The novel corona virus forces government around the world to implement various mitigation measures to flatten the contagion curve. Some of the popular introduce social distancing where people must stay at home as much as possible. Others introduce stricter measures such as lock down in Italy, where residents can only go out of home for valid reasons such as buying groceries or going to doctor. Covid-19 pandemic essentially has resulted in school, entertainment event, and business closures all around the world.
All these measures affect many companies and stocks negatively. However, that doesn’t mean every stock and industry is negatively affected. One industry which is relatively doing well is streaming business. Netflix is one such company and it’s the world’s largest streaming company. As people spend a significant amount of time at home, streaming services experience a surge in demand. AT&T said Netflix data traffic reached all-time highs. Netflix had to reduce the quality of the streams in Europe and Canada to lessen the load on the internet. With 1,500 TV shows and over 4,000 movies to choose from, people has many options to watch.
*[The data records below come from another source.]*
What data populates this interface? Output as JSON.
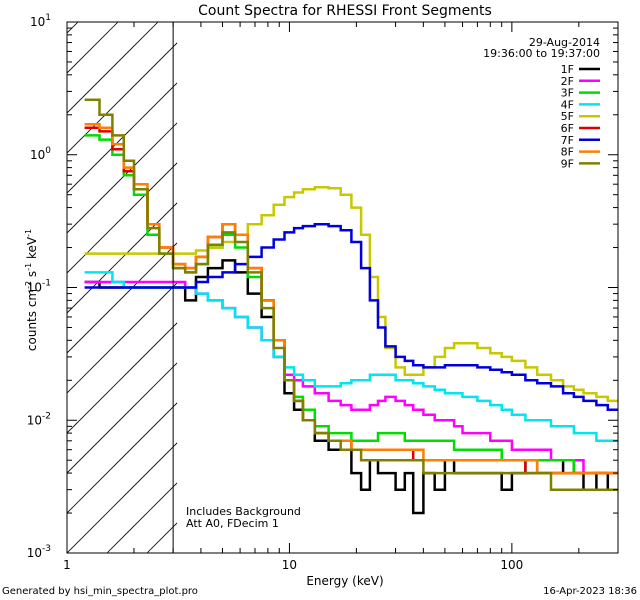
{
  "chart_data": {
    "type": "line",
    "title": "Count Spectra for RHESSI Front Segments",
    "xlabel": "Energy (keV)",
    "ylabel_parts": [
      "counts cm",
      "-2",
      " s",
      "-1",
      " keV",
      "-1"
    ],
    "xscale": "log",
    "yscale": "log",
    "xlim": [
      1,
      300
    ],
    "ylim": [
      0.001,
      10
    ],
    "x_tick_labels": [
      {
        "value": 1,
        "label": "1"
      },
      {
        "value": 10,
        "label": "10"
      },
      {
        "value": 100,
        "label": "100"
      }
    ],
    "y_tick_labels": [
      {
        "value": 0.001,
        "base": "10",
        "exp": "-3"
      },
      {
        "value": 0.01,
        "base": "10",
        "exp": "-2"
      },
      {
        "value": 0.1,
        "base": "10",
        "exp": "-1"
      },
      {
        "value": 1,
        "base": "10",
        "exp": "0"
      },
      {
        "value": 10,
        "base": "10",
        "exp": "1"
      }
    ],
    "date": "29-Aug-2014",
    "time_range": "19:36:00 to 19:37:00",
    "shaded_region_kev": [
      1,
      3
    ],
    "annotations": [
      "Includes Background",
      "Att A0, FDecim 1"
    ],
    "bins_kev": [
      1.2,
      1.4,
      1.6,
      1.8,
      2.0,
      2.3,
      2.6,
      3.0,
      3.4,
      3.8,
      4.3,
      5.0,
      5.7,
      6.5,
      7.5,
      8.5,
      9.5,
      10.5,
      11.5,
      13.0,
      15.0,
      17.0,
      19.0,
      21.0,
      23.0,
      25.0,
      27.0,
      30.0,
      33.0,
      36.0,
      40.0,
      45.0,
      50.0,
      55.0,
      60.0,
      70.0,
      80.0,
      90.0,
      100.0,
      115.0,
      130.0,
      150.0,
      170.0,
      190.0,
      210.0,
      240.0,
      270.0,
      300.0
    ],
    "series": [
      {
        "name": "1F",
        "color": "#000000",
        "values": [
          0.11,
          0.1,
          0.1,
          0.1,
          0.1,
          0.1,
          0.1,
          0.1,
          0.08,
          0.12,
          0.14,
          0.16,
          0.13,
          0.09,
          0.06,
          0.03,
          0.016,
          0.012,
          0.01,
          0.007,
          0.006,
          0.006,
          0.004,
          0.003,
          0.005,
          0.004,
          0.004,
          0.003,
          0.004,
          0.002,
          0.004,
          0.003,
          0.005,
          0.004,
          0.004,
          0.004,
          0.004,
          0.003,
          0.004,
          0.005,
          0.004,
          0.004,
          0.005,
          0.004,
          0.003,
          0.004,
          0.003
        ]
      },
      {
        "name": "2F",
        "color": "#ff00ff",
        "values": [
          0.11,
          0.11,
          0.11,
          0.11,
          0.11,
          0.11,
          0.11,
          0.11,
          0.1,
          0.09,
          0.08,
          0.07,
          0.06,
          0.05,
          0.04,
          0.03,
          0.022,
          0.02,
          0.018,
          0.016,
          0.014,
          0.013,
          0.012,
          0.012,
          0.013,
          0.014,
          0.015,
          0.014,
          0.013,
          0.012,
          0.011,
          0.01,
          0.01,
          0.009,
          0.008,
          0.008,
          0.007,
          0.007,
          0.006,
          0.006,
          0.006,
          0.005,
          0.005,
          0.005,
          0.004,
          0.004,
          0.004
        ]
      },
      {
        "name": "3F",
        "color": "#00dd00",
        "values": [
          1.4,
          1.3,
          1.0,
          0.7,
          0.5,
          0.25,
          0.18,
          0.14,
          0.13,
          0.15,
          0.2,
          0.25,
          0.2,
          0.12,
          0.08,
          0.04,
          0.02,
          0.015,
          0.012,
          0.009,
          0.008,
          0.008,
          0.007,
          0.007,
          0.007,
          0.008,
          0.008,
          0.008,
          0.007,
          0.007,
          0.007,
          0.007,
          0.007,
          0.006,
          0.006,
          0.006,
          0.006,
          0.005,
          0.005,
          0.005,
          0.005,
          0.005,
          0.005,
          0.004,
          0.004,
          0.004,
          0.004
        ]
      },
      {
        "name": "4F",
        "color": "#00e5ee",
        "values": [
          0.13,
          0.13,
          0.11,
          0.1,
          0.1,
          0.1,
          0.1,
          0.1,
          0.1,
          0.09,
          0.08,
          0.07,
          0.06,
          0.05,
          0.04,
          0.03,
          0.025,
          0.022,
          0.02,
          0.018,
          0.018,
          0.019,
          0.02,
          0.02,
          0.022,
          0.022,
          0.022,
          0.02,
          0.02,
          0.019,
          0.018,
          0.017,
          0.016,
          0.016,
          0.015,
          0.014,
          0.013,
          0.012,
          0.011,
          0.01,
          0.01,
          0.009,
          0.009,
          0.008,
          0.008,
          0.007,
          0.007
        ]
      },
      {
        "name": "5F",
        "color": "#c8c800",
        "values": [
          0.18,
          0.18,
          0.18,
          0.18,
          0.18,
          0.18,
          0.18,
          0.18,
          0.18,
          0.19,
          0.2,
          0.22,
          0.25,
          0.3,
          0.35,
          0.42,
          0.48,
          0.52,
          0.55,
          0.57,
          0.56,
          0.5,
          0.4,
          0.25,
          0.12,
          0.06,
          0.035,
          0.025,
          0.022,
          0.022,
          0.025,
          0.03,
          0.035,
          0.038,
          0.038,
          0.035,
          0.032,
          0.03,
          0.028,
          0.025,
          0.022,
          0.02,
          0.018,
          0.017,
          0.016,
          0.015,
          0.014
        ]
      },
      {
        "name": "6F",
        "color": "#dd0000",
        "values": [
          1.6,
          1.5,
          1.1,
          0.75,
          0.55,
          0.3,
          0.2,
          0.15,
          0.14,
          0.17,
          0.24,
          0.3,
          0.25,
          0.14,
          0.08,
          0.04,
          0.02,
          0.014,
          0.01,
          0.008,
          0.007,
          0.007,
          0.006,
          0.006,
          0.006,
          0.006,
          0.006,
          0.006,
          0.006,
          0.005,
          0.005,
          0.005,
          0.005,
          0.005,
          0.005,
          0.005,
          0.005,
          0.005,
          0.005,
          0.004,
          0.004,
          0.004,
          0.004,
          0.004,
          0.004,
          0.004,
          0.004
        ]
      },
      {
        "name": "7F",
        "color": "#0000dd",
        "values": [
          0.1,
          0.1,
          0.1,
          0.1,
          0.1,
          0.1,
          0.1,
          0.1,
          0.1,
          0.11,
          0.12,
          0.13,
          0.15,
          0.17,
          0.2,
          0.23,
          0.26,
          0.28,
          0.29,
          0.3,
          0.29,
          0.27,
          0.22,
          0.14,
          0.08,
          0.05,
          0.036,
          0.03,
          0.028,
          0.026,
          0.025,
          0.025,
          0.026,
          0.026,
          0.026,
          0.025,
          0.024,
          0.023,
          0.022,
          0.02,
          0.019,
          0.018,
          0.016,
          0.015,
          0.014,
          0.013,
          0.012
        ]
      },
      {
        "name": "8F",
        "color": "#ff7f00",
        "values": [
          1.7,
          1.6,
          1.2,
          0.8,
          0.6,
          0.3,
          0.2,
          0.15,
          0.14,
          0.17,
          0.24,
          0.3,
          0.25,
          0.14,
          0.08,
          0.04,
          0.02,
          0.014,
          0.01,
          0.008,
          0.007,
          0.007,
          0.006,
          0.006,
          0.006,
          0.006,
          0.006,
          0.006,
          0.006,
          0.006,
          0.005,
          0.005,
          0.005,
          0.005,
          0.005,
          0.005,
          0.005,
          0.005,
          0.005,
          0.005,
          0.004,
          0.004,
          0.004,
          0.004,
          0.004,
          0.004,
          0.004
        ]
      },
      {
        "name": "9F",
        "color": "#808000",
        "values": [
          2.6,
          2.0,
          1.4,
          0.9,
          0.55,
          0.28,
          0.18,
          0.14,
          0.13,
          0.15,
          0.21,
          0.26,
          0.22,
          0.13,
          0.07,
          0.035,
          0.02,
          0.014,
          0.01,
          0.008,
          0.007,
          0.006,
          0.006,
          0.005,
          0.005,
          0.005,
          0.005,
          0.005,
          0.005,
          0.005,
          0.004,
          0.004,
          0.004,
          0.004,
          0.004,
          0.004,
          0.004,
          0.004,
          0.004,
          0.004,
          0.004,
          0.003,
          0.003,
          0.003,
          0.003,
          0.003,
          0.003
        ]
      }
    ]
  },
  "footer": {
    "generator": "Generated by hsi_min_spectra_plot.pro",
    "timestamp": "16-Apr-2023 18:36"
  }
}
Netflix without doubt should benefit from an increase in subscribers, but it will likely reduce the creation of the original content due to the pandemic. The stock has currently outperformed the current market sell-ff due to an increase in demand for their products and services. While other companies will experience a drop in the revenue, Netflix should continue to see robust growth in the upcoming fiscal year.
Netflix (NFLX) Daily Elliott Wave Chart
Rally from September 24, 2019 low in Netflix is proposed to be unfolding as a 5 waves impulse in a nest where wave ((3)) of III is currently in progress. Dips should continue to see support in 3, 7, or 11 swing for more upside.